The material facts were that when Royal Mail was run as part of the public sector it did not have to charge people VAT. However, once Royal Mail was privatised, it should then have started charging people VAT, but it did not do so for several years, and Royal Mail only started doing this after a Judgment from the EU Supreme Court affirmed that post-privatisation they should have been doing so. Zipvit received large payments from their customers for the vitamins and supplements they sold, and they paid 20% of this money to HMRC in VAT payments. Zipvit paid large expenses to Royal Mail for their boxes of vitamins and supplements to be transported to their customers, but, Royal Mail did not include VAT as part of the bill, so Zipvit could not deduct these VAT payments from their own bill to HMRC.

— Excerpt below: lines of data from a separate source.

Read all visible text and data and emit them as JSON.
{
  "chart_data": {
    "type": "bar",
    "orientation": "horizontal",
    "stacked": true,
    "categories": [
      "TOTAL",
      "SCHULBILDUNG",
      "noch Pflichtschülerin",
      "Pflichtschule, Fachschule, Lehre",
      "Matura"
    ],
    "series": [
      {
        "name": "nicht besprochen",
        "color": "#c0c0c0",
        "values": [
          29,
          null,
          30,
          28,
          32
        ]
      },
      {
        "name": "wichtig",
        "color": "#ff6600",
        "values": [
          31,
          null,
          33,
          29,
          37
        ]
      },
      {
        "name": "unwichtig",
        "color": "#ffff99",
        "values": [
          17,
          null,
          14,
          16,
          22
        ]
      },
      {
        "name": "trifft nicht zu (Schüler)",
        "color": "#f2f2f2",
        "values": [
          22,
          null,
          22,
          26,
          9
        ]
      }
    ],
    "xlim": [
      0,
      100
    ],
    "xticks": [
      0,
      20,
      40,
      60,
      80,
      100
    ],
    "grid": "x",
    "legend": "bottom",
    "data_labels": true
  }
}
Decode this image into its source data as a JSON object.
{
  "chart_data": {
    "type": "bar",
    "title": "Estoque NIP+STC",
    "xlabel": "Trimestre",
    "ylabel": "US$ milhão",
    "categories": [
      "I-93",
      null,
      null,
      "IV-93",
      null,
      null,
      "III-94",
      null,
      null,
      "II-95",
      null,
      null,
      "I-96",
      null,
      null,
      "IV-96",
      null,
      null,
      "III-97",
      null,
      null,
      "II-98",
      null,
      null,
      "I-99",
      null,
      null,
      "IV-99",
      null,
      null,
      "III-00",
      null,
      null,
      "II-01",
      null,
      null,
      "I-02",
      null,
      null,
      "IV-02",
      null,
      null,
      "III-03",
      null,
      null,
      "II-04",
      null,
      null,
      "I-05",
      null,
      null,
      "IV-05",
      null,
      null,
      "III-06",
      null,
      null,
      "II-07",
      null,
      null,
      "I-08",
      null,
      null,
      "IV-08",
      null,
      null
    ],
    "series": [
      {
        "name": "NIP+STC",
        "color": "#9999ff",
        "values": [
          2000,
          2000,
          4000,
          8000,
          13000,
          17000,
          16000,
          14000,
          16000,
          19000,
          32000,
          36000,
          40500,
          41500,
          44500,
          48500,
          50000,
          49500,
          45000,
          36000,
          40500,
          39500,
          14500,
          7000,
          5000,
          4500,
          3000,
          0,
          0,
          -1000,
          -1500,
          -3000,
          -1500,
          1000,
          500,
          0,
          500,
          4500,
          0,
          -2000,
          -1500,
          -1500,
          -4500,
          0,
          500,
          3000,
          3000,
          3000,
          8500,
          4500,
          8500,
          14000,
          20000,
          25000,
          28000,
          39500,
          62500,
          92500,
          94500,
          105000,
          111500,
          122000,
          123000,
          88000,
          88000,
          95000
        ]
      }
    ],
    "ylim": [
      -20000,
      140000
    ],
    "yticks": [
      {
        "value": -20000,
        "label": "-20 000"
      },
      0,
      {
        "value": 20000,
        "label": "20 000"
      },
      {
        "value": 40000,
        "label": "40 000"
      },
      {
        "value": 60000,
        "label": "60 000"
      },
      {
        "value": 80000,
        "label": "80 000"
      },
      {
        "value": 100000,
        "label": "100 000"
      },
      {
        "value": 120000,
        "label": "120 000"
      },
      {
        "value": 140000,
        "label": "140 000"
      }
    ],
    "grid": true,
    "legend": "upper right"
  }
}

Zipvit argued that the prices they were charged by Royal Mail in this period included VAT of 20% retrospectively, and that they should be able to retrospectively deduct this from their past customer payment VAT bills to HMRC entitling them to money back from HMRC. HMRC argued that Royal Mail did not charge Zipvit VAT for transportation, it was not part of the price, and that VAT could not be deemed retrospectively to have been a part of Royal Mail’s price – HMRC argued that this was a fictional price rather than the real price being put forward by Zipvit, and that would have constituted a windfall which people were not entitled to under section 29(2) of the Value Added Tax Regulations 1995. HMRC argued that people were mistakenly undercharged during this period by Royal Mail, but the matter was basically being left at that with people who were undercharged not being chased up for VAT payments.
Judgment:
The Court upheld the arguments of HMRC. They affirmed that when a company has mistakenly not charged people VAT, this is not retrospectively deemed to have been a part of the price they charged. This would be a ‘windfall’ for something which people never paid in the first place in breach of section 29(2) of the 1995 VAT Regulations. Zipvit were not entitled to a rebate on their past customers payments VAT paid to HMRC – this was also a test case as thousands upon thousands of other businesses would also have been owed a rebate as well, not just Zipvit.
Ratio-decidendi:
‘35. In the circumstances of the case, as set out above, Zipvit had no right under the Directive to recover from HMRC any element of input VAT. Moreover, in commercial terms, as the Tribunals and the Court of Appeal correctly pointed out, any payment to Zipvit would have been an unmerited windfall. 36. We therefore agree with their conclusion that, had HMRC considered the exercise of their discretion under regulation 29(2) (VAT Regulations 1995), they would have been bound to have concluded that no payment should be made to Zipvit. There was no sound basis on which it would have been appropriate to use public monies to make any such payment’. Lord Briggs
Warning: This is not professional legal advice. This is not professional legal education advice. Please obtain professional guidance before embarking on any legal course of action. This is just an interpretation of a Judgment by persons of legal insight & varying levels of legal specialism, experience & expertise. Please read the Judgment yourself and form your own interpretation of it with professional assistance.